Hätte DIE LINKE nicht über ihren Schatten springen können, um Wulff zu verhindern?

Ich erinnere an die Wahlniederlage der PDS im Jahre 2002. Unsere Wahlkampfleitung hatte damals das Motto ausgegeben: Stoiber verhindern! Das Ergebnis war, dass linke Wähler die SPD gewählt haben und wir als Fraktion aus dem Bundestag flogen. Wir hatten uns überflüssig gemacht. Das war für die PDS der Supergau. Dann kam Schröder und führte wieder Krieg von deutschem Boden aus und begann mit der Agenda 2010 eine bis dahin unbekannte Umverteilung von unten nach oben. Wir haben Stoiber verhindert und Schröder bekommen. Unsere Strategie war damals offensichtlich falsch. Diesen Fehler haben wir diesmal nicht wiederholt. Wir wählen keinen Kandidaten, der in Kernfragen grundsätzlich andere Auffassungen vertritt als wir.

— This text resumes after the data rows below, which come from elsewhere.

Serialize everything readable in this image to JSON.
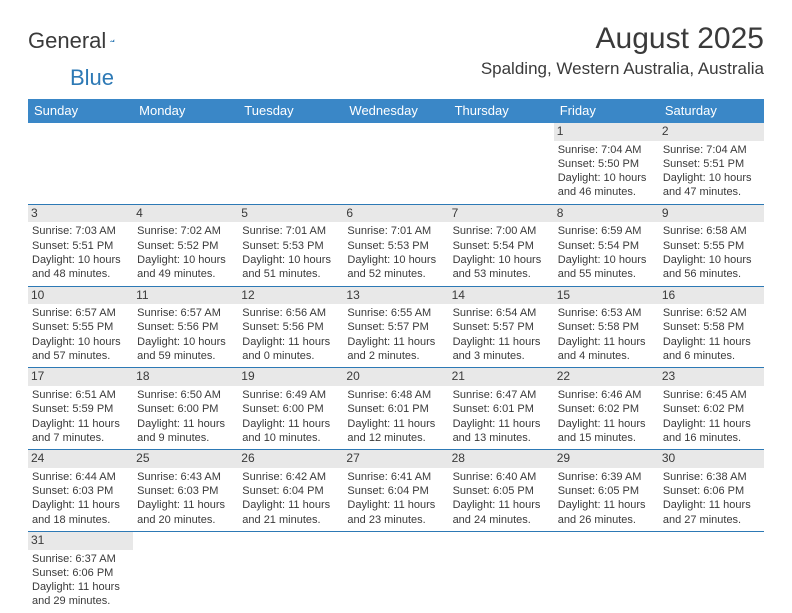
{
  "logo": {
    "text1": "General",
    "text2": "Blue"
  },
  "header": {
    "month": "August 2025",
    "location": "Spalding, Western Australia, Australia"
  },
  "colors": {
    "header_bg": "#3a87c7",
    "header_fg": "#ffffff",
    "daynum_bg": "#e8e8e8",
    "rule": "#2d79b5",
    "text": "#3a3a3a"
  },
  "dayNames": [
    "Sunday",
    "Monday",
    "Tuesday",
    "Wednesday",
    "Thursday",
    "Friday",
    "Saturday"
  ],
  "weeks": [
    [
      null,
      null,
      null,
      null,
      null,
      {
        "n": "1",
        "sr": "Sunrise: 7:04 AM",
        "ss": "Sunset: 5:50 PM",
        "d1": "Daylight: 10 hours",
        "d2": "and 46 minutes."
      },
      {
        "n": "2",
        "sr": "Sunrise: 7:04 AM",
        "ss": "Sunset: 5:51 PM",
        "d1": "Daylight: 10 hours",
        "d2": "and 47 minutes."
      }
    ],
    [
      {
        "n": "3",
        "sr": "Sunrise: 7:03 AM",
        "ss": "Sunset: 5:51 PM",
        "d1": "Daylight: 10 hours",
        "d2": "and 48 minutes."
      },
      {
        "n": "4",
        "sr": "Sunrise: 7:02 AM",
        "ss": "Sunset: 5:52 PM",
        "d1": "Daylight: 10 hours",
        "d2": "and 49 minutes."
      },
      {
        "n": "5",
        "sr": "Sunrise: 7:01 AM",
        "ss": "Sunset: 5:53 PM",
        "d1": "Daylight: 10 hours",
        "d2": "and 51 minutes."
      },
      {
        "n": "6",
        "sr": "Sunrise: 7:01 AM",
        "ss": "Sunset: 5:53 PM",
        "d1": "Daylight: 10 hours",
        "d2": "and 52 minutes."
      },
      {
        "n": "7",
        "sr": "Sunrise: 7:00 AM",
        "ss": "Sunset: 5:54 PM",
        "d1": "Daylight: 10 hours",
        "d2": "and 53 minutes."
      },
      {
        "n": "8",
        "sr": "Sunrise: 6:59 AM",
        "ss": "Sunset: 5:54 PM",
        "d1": "Daylight: 10 hours",
        "d2": "and 55 minutes."
      },
      {
        "n": "9",
        "sr": "Sunrise: 6:58 AM",
        "ss": "Sunset: 5:55 PM",
        "d1": "Daylight: 10 hours",
        "d2": "and 56 minutes."
      }
    ],
    [
      {
        "n": "10",
        "sr": "Sunrise: 6:57 AM",
        "ss": "Sunset: 5:55 PM",
        "d1": "Daylight: 10 hours",
        "d2": "and 57 minutes."
      },
      {
        "n": "11",
        "sr": "Sunrise: 6:57 AM",
        "ss": "Sunset: 5:56 PM",
        "d1": "Daylight: 10 hours",
        "d2": "and 59 minutes."
      },
      {
        "n": "12",
        "sr": "Sunrise: 6:56 AM",
        "ss": "Sunset: 5:56 PM",
        "d1": "Daylight: 11 hours",
        "d2": "and 0 minutes."
      },
      {
        "n": "13",
        "sr": "Sunrise: 6:55 AM",
        "ss": "Sunset: 5:57 PM",
        "d1": "Daylight: 11 hours",
        "d2": "and 2 minutes."
      },
      {
        "n": "14",
        "sr": "Sunrise: 6:54 AM",
        "ss": "Sunset: 5:57 PM",
        "d1": "Daylight: 11 hours",
        "d2": "and 3 minutes."
      },
      {
        "n": "15",
        "sr": "Sunrise: 6:53 AM",
        "ss": "Sunset: 5:58 PM",
        "d1": "Daylight: 11 hours",
        "d2": "and 4 minutes."
      },
      {
        "n": "16",
        "sr": "Sunrise: 6:52 AM",
        "ss": "Sunset: 5:58 PM",
        "d1": "Daylight: 11 hours",
        "d2": "and 6 minutes."
      }
    ],
    [
      {
        "n": "17",
        "sr": "Sunrise: 6:51 AM",
        "ss": "Sunset: 5:59 PM",
        "d1": "Daylight: 11 hours",
        "d2": "and 7 minutes."
      },
      {
        "n": "18",
        "sr": "Sunrise: 6:50 AM",
        "ss": "Sunset: 6:00 PM",
        "d1": "Daylight: 11 hours",
        "d2": "and 9 minutes."
      },
      {
        "n": "19",
        "sr": "Sunrise: 6:49 AM",
        "ss": "Sunset: 6:00 PM",
        "d1": "Daylight: 11 hours",
        "d2": "and 10 minutes."
      },
      {
        "n": "20",
        "sr": "Sunrise: 6:48 AM",
        "ss": "Sunset: 6:01 PM",
        "d1": "Daylight: 11 hours",
        "d2": "and 12 minutes."
      },
      {
        "n": "21",
        "sr": "Sunrise: 6:47 AM",
        "ss": "Sunset: 6:01 PM",
        "d1": "Daylight: 11 hours",
        "d2": "and 13 minutes."
      },
      {
        "n": "22",
        "sr": "Sunrise: 6:46 AM",
        "ss": "Sunset: 6:02 PM",
        "d1": "Daylight: 11 hours",
        "d2": "and 15 minutes."
      },
      {
        "n": "23",
        "sr": "Sunrise: 6:45 AM",
        "ss": "Sunset: 6:02 PM",
        "d1": "Daylight: 11 hours",
        "d2": "and 16 minutes."
      }
    ],
    [
      {
        "n": "24",
        "sr": "Sunrise: 6:44 AM",
        "ss": "Sunset: 6:03 PM",
        "d1": "Daylight: 11 hours",
        "d2": "and 18 minutes."
      },
      {
        "n": "25",
        "sr": "Sunrise: 6:43 AM",
        "ss": "Sunset: 6:03 PM",
        "d1": "Daylight: 11 hours",
        "d2": "and 20 minutes."
      },
      {
        "n": "26",
        "sr": "Sunrise: 6:42 AM",
        "ss": "Sunset: 6:04 PM",
        "d1": "Daylight: 11 hours",
        "d2": "and 21 minutes."
      },
      {
        "n": "27",
        "sr": "Sunrise: 6:41 AM",
        "ss": "Sunset: 6:04 PM",
        "d1": "Daylight: 11 hours",
        "d2": "and 23 minutes."
      },
      {
        "n": "28",
        "sr": "Sunrise: 6:40 AM",
        "ss": "Sunset: 6:05 PM",
        "d1": "Daylight: 11 hours",
        "d2": "and 24 minutes."
      },
      {
        "n": "29",
        "sr": "Sunrise: 6:39 AM",
        "ss": "Sunset: 6:05 PM",
        "d1": "Daylight: 11 hours",
        "d2": "and 26 minutes."
      },
      {
        "n": "30",
        "sr": "Sunrise: 6:38 AM",
        "ss": "Sunset: 6:06 PM",
        "d1": "Daylight: 11 hours",
        "d2": "and 27 minutes."
      }
    ],
    [
      {
        "n": "31",
        "sr": "Sunrise: 6:37 AM",
        "ss": "Sunset: 6:06 PM",
        "d1": "Daylight: 11 hours",
        "d2": "and 29 minutes."
      },
      null,
      null,
      null,
      null,
      null,
      null
    ]
  ]
}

Wir verraten doch nicht unsere Grundüberzeugung, um einen konservativen Politiker durch einen anderen konservativen Politiker zu ersetzen.

Hätten Sie nicht mit der Wahl von Joachim Gauck ein Zeichen setzen, dass Sie mit der Geschichte der SED gebrochen haben?

Joachim Gauck kann uns keine Absolution erteilen. Wir werden uns nie von unserer Geschichte trennen können. Das wollen wir auch gar nicht. DIE LINKE hat ein sehr kritisches Verhältnis zu ihrer Geschichte. Wir unterscheiden uns da von CDU und FDP, die ihre ostdeutsche Geschichte komplett ausgeblendet haben.

Hat DIE LINKE damit die Chancen für Rot-Rot-Grün auf Bundesebene verspielt?

Ganz im Gegenteil. Joachim Gauck hat sich ganz klar gegen eine solche Koalition ausgesprochen. Man stelle sich vor, wir hätten ihn gewählt. Dann hätte er aus dem Schloss Bellevue zusammen mit der Springer-Presse gegen eine solche Koalition gewettert. Dann hätten wir keine Chance gehabt. Hinzu kommt noch, dass SPD und Grüne jetzt hoffentlich verstanden haben, dass wenn wir nein sagen, auch nein meinen. Ich bin mir sicher, dass wir einen gemeinsamen Kandidaten gefunden hätten. Doch das war von SPD und Grünen nicht gewollt. Sie haben uns einen Kandidaten vorgesetzt, bei dem sie vorher wussten, dass er für uns nicht wählbar ist. Das SPD-Grüne-Motto ‚Friss oder stirb’ hat sich offensichtlich nicht bewährt. DIE LINKE ist sofort bereit, mit SPD und Grünen einen neuen Anlauf zu wagen. Voraussetzung ist, dass wir auf Augenhöhe verhandeln. In NRW wird sich zeigen, ob SPD und Grüne aus der gestrigen Niederlage etwas gelernt haben.